Descobrira, entretanto, o prolixo e verborreico Henry Miller e devorei “Sexus”, “Plexus” e “Nexus” (não obrigatoriamente por esta ordem), “Trópico de Cancer” e “Trópico de Capricórnio” e ainda “Sexo em Clichy”. Todos lidos em voz alta para a Mila, que era um hábito que mantivemos durante alguns anos e que servia para acabarmos por ler os mesmos livros simultaneamente; eu lia meia dúzia de páginas, a Mila lia outra meia dúzia e assim sucessivamente. Convenhamos que poupávamos tempo e estávamos sempre a par no que respeita à Cultura. Ainda hoje gosto de ler em voz alta, para que a Mila possa ouvir e tomar conhecimento das coisas ao mesmo tempo que eu, embora essa prática já não seja tão frequente. Mas naquela altura era sempre assim: o Artur e a Mila, até no que respeita aos livros, faziam tudo em conjunto.
Outro autor que descobrimos nesses tempos foi o Gabriel Garcia Marquez e logo ficámos apaixonados pela sua escrita multitudinária. Foi então que lemos, por exemplo, “O Enterro do Diabo”, “A Incrível e Triste História de Cândida Erendira” e “Ninguém Escreve ao Coronel”.
Mas não pensem que as minhas leituras eram só cultura. Também comprei, li e utilizei os conhecimentos de um livrinho chamado “A Reparação de Móveis”, que nos ajudou a alguns trabalhos de carpintaria verdadeiramente fantásticos. Construímos, por exemplo, uma pequena estante, com várias prateleiras e duas gavetas, que pintei de vermelho; depois, a Mila desenhou e pintou, numa das gavetas, a Mafalda, do Quino. Era a estante da Mafalda e durante muitos anos, no quarto dos miúdos, serviu para eles guardarem os seus livros da Anita e do Astérix.
Eu acabei o Curso de Medicina no dia 12 de Outubro e a Mila no dia seguinte. Ao reler o que escrevi até agora nestas minhas memórias, o curso de Medicina quase que parece algo secundário na minha vida. Parece que o fui fazendo sem grande convicção enquanto, no centro das atenções, estava a escrita, a política, a literatura, a tal procura da Verdade. Claro que não é bem assim. O curso era muito importante para nós; no fundo, nós sabíamos que, mais tarde ou mais cedo, a Medicina acabaria por ser o centro da nossa vida. Mas, meus amigos, entre os 18 e os 25 anos aconteceram-nos tantas coisas, descobrimos tantas coisas, tantas coisas aconteceram à nossa volta que, sinceramente, o curso foi apenas mais uma delas. E, devido à minha condição de estudante-trabalhador, nunca fiz uma grande vida de estudante, passeando pelos corredores do Hospital, bebendo cafés no Toxinas, participando nas reuniões associativas ou frequentando a Cantina Universitária.
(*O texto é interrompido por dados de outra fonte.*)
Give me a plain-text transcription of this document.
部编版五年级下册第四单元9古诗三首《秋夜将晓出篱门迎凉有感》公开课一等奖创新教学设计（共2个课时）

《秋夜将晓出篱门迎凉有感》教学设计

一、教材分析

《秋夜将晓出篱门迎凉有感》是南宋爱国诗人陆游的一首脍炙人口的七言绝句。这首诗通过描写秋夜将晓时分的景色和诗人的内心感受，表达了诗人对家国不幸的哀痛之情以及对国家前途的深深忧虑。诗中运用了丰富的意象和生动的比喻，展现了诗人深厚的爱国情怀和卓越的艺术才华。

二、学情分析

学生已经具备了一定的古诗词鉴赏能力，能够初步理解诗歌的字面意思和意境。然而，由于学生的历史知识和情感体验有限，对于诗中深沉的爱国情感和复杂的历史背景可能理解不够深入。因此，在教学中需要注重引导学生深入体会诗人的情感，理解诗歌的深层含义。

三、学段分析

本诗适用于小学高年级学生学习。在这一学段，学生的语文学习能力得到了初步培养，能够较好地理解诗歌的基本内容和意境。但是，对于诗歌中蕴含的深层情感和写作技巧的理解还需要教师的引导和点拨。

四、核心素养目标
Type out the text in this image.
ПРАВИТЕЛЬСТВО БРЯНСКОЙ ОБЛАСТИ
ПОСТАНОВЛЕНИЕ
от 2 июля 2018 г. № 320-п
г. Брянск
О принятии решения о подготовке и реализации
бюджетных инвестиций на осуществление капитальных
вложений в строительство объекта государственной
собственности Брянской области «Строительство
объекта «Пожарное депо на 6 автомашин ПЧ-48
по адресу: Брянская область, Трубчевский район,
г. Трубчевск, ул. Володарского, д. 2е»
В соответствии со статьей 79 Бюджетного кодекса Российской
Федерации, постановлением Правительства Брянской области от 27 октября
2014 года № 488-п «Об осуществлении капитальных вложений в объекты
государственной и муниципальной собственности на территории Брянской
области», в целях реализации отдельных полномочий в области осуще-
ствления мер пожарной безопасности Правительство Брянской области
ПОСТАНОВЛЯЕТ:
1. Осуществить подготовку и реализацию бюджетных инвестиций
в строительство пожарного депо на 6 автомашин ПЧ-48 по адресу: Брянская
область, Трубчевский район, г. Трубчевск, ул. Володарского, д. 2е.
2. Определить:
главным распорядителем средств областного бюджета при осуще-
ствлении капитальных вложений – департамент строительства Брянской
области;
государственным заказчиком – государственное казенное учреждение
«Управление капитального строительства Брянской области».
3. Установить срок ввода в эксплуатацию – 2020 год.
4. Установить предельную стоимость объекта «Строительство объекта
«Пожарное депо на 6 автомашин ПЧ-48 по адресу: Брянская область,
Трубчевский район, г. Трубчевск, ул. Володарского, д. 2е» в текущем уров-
Ia ao Hospital quando precisava mesmo de ir, assistia às aulas que tinha mesmo que assistir e o resto era estudar em casa, socorrendo-me dos caderninhos de apontamentos que a Mila me fazia. Talvez por isso mesmo, não tenho grandes recordações dos professores e não posso dizer, por exemplo, que Fulano foi um verdadeiro mestre em Anatomia ou que as aulas de Sicrano eram sempre um espectáculo. Lembro-me bem das aulas de Histologia do Dr. Paes de Sousa, sempre eloquente e provocador (ainda hoje), recordo as aulas loucas do Professor Halpern (o que tal que nos deu 19 valores), que nunca sabia onde ficava o interruptor da sala ou onde raio é que deixara o giz ou o apagador e escrevia fórmulas desenfreadamente no quadro, ao mesmo tempo que falava sem parar, lembro-me ainda das aulas de Anatomia Patológica do Professor Horta, sempre muito concorridas e interessantes, da sacanice da Dra. Estela que me atrapalhou de tal maneira no exame de Medicina II, que foi a única a cadeira cujo exame tive que repetir, e pouco mais.
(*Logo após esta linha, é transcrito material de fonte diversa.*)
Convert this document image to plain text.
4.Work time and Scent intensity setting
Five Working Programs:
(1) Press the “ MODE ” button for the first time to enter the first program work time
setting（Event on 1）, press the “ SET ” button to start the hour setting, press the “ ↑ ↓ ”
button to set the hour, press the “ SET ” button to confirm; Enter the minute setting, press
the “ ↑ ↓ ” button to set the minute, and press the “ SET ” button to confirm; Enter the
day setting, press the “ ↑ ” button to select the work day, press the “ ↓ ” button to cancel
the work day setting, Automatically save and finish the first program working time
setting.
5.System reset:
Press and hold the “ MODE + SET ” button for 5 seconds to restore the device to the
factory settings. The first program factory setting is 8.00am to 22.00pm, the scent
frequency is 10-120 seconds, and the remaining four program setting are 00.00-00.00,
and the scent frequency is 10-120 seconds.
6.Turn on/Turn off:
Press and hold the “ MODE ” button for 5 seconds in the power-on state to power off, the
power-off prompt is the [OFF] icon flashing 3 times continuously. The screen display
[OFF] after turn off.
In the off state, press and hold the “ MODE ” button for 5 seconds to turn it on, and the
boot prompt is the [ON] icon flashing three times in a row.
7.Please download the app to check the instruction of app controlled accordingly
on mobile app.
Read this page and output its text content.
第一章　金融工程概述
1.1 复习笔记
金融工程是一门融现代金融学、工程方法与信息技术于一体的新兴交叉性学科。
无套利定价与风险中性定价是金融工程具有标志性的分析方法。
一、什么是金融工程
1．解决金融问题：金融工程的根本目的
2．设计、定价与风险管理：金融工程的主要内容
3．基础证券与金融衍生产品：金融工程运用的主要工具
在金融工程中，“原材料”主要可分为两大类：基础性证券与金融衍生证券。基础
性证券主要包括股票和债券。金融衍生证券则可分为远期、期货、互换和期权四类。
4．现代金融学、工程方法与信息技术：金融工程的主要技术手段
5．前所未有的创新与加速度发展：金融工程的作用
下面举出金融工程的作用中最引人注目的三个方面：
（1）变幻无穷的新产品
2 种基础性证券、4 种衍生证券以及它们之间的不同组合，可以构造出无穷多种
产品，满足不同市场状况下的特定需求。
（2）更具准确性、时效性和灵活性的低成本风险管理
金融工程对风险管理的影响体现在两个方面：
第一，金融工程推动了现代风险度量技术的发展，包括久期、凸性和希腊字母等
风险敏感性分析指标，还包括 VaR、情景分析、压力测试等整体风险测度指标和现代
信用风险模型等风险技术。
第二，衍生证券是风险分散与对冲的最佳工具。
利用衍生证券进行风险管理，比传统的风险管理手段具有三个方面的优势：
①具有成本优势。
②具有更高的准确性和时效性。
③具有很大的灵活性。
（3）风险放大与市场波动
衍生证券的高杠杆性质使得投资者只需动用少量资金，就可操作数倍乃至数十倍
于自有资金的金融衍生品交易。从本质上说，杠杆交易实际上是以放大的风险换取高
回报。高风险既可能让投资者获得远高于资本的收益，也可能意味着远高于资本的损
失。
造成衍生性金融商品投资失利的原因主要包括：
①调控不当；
Na noite de 13 de Outubro, fomos festejar a licenciatura para o Restaurante Sol Mar: eu, a Mila, o Zé, a Mizé, a Luisa e o Jorge. A irmã da Mila casara-se com o Jorge em Dezembro de 1976. Foi o segundo casamento a que assisti. Depois desse, só voltei a assistir a uma cerimónia semelhante, quando o Pedro se casou, 22 anos depois... A Luisa e o Jorge estavam com 21 anos e começaram a acompanhar-nos com mais frequência. Foi um jantar de arromba! A cerveja foi à discrição, num total de 88 escudos, mamámos 260 escudos de costeletas, 240 de caril de frango e 280 de bifes na grelha, rematando com a exorbitância de 50 escudos em cafés… Quer dizer, com a gorjeta, pagámos mil e cinco escudos pelo jantar! Nunca nenhuma refeição nos tinha custado mais que mil paus! Ficámos um pouco ralados mas, um dia não são dias, e nós tínhamos acabado o curso, caramba!
No dia 28 de Outubro, teve lugar outro grande jantar, mais precisamente um jantar organizado pela redacção do Telejornal, simultaneamente para festejar a minha licenciatura em Medicina e para, de algum modo, a minha partida das lides jornalísticas. Claro que isto ainda não estava definitivamente decidido, já que eu, ainda na dúvida do que queria fazer, pedi uma licença sem vencimento por dois anos – exactamente o tempo que demorava o meu estágio, o chamado Internato de Policlínica. No entanto, parecia evidente que a RTP não me ia conceder tanto tempo de licença sem vencimento e, sinceramente, eu já andava um bocado farto das guerras televisivas permanentes.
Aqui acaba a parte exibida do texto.